As controvérsias sobre a constitucionalidade dessa alteração, quanto à previsão de ajuizamento do dissídio coletivo de natureza econômica em caso de comum acordo, ainda não foram dirimidas e o dispositivo está em plena vigência, permitindo um debate ainda acirrado, cuja palavra final deverá ser do Supremo Tribunal Federal, que já reconheceu a constitucionalidade questão e a existência de repercussão geral (Tema 841) no julgamento de incidente no recurso extraordinário ARE n. 6791376, da relatoria do Ministro Marco Aurélio.

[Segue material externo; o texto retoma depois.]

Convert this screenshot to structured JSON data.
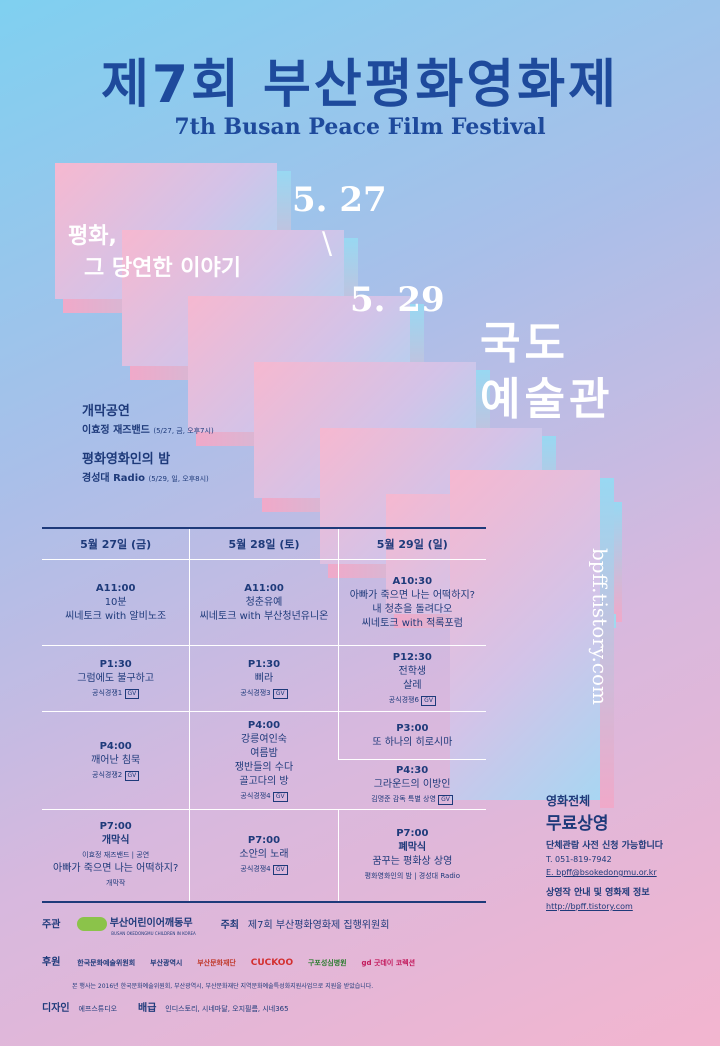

FORMALIZAÇÃO DE DISSÍDIO COLETIVO – EXIGÊNCIA DE COMUM ACORDO – ARTIGO 114, § 2º, DA CARTA DE 1988 – EMENDA CONSTITUCIONAL N. 45/2004 – CONSTITUCIONALIDADE – RECURSO EXTRAORDINÁRIO – AGRAVO PROVIDO NOS PRÓPRIOS AUTOS – SEQUÊNCIA – REPERCUSSÃO GERAL – CONFIGURAÇÃO. Possui repercussão geral a controvérsia acerca da constitucionalidade da previsão de comum acordo entre as partes como requisito para a formalização de dissídio coletivo de natureza econômica, versada no § 2º do artigo 114 da Carta de 1988, com a redação dada pela Emenda Constitucional n. 45, de 2004, considerado o disposto nos artigos 5º, incisos XXXV e XXXVI, e 60, § 4º, do Diploma Maior. (ARE 679137 RG, Relator(a): Min. MARCO AURÉLIO, julgado em 27/08/2015, PROCESSO ELETRÔNICO DJe-188 DIVULG 21.09.2015 PUBLIC 22.09.2015)

Previram alguns doutrinadores o fim do poder normativo da Justiça do Trabalho, transformado em uma espécie de arbitragem voluntária, para LOPES7. Porém, para grande parte da doutrina, na linha ora sustentada, houve não apenas a sua manutenção, como também a recepção da regulamentação já existente em matéria de dissídio coletivo. Essa é a posição, por exemplo, de Carlos Henrique Bezerra Leite, Alice Monteiro de Barros, e Mauricio Godinho Delgado. Para NASCIMENTO, trata-se de uma exigência inconstitucional, que busca inverter o direito de ação, pois a sua eficácia implicaria na transferência do poder de agir do autor para o réu, com a supressão do direito de ação do autor e a submissão do seu direito à opção do réu. Inviabilizaria, portanto, o livre direito de ação, o mesmo que negar o direito de ação8.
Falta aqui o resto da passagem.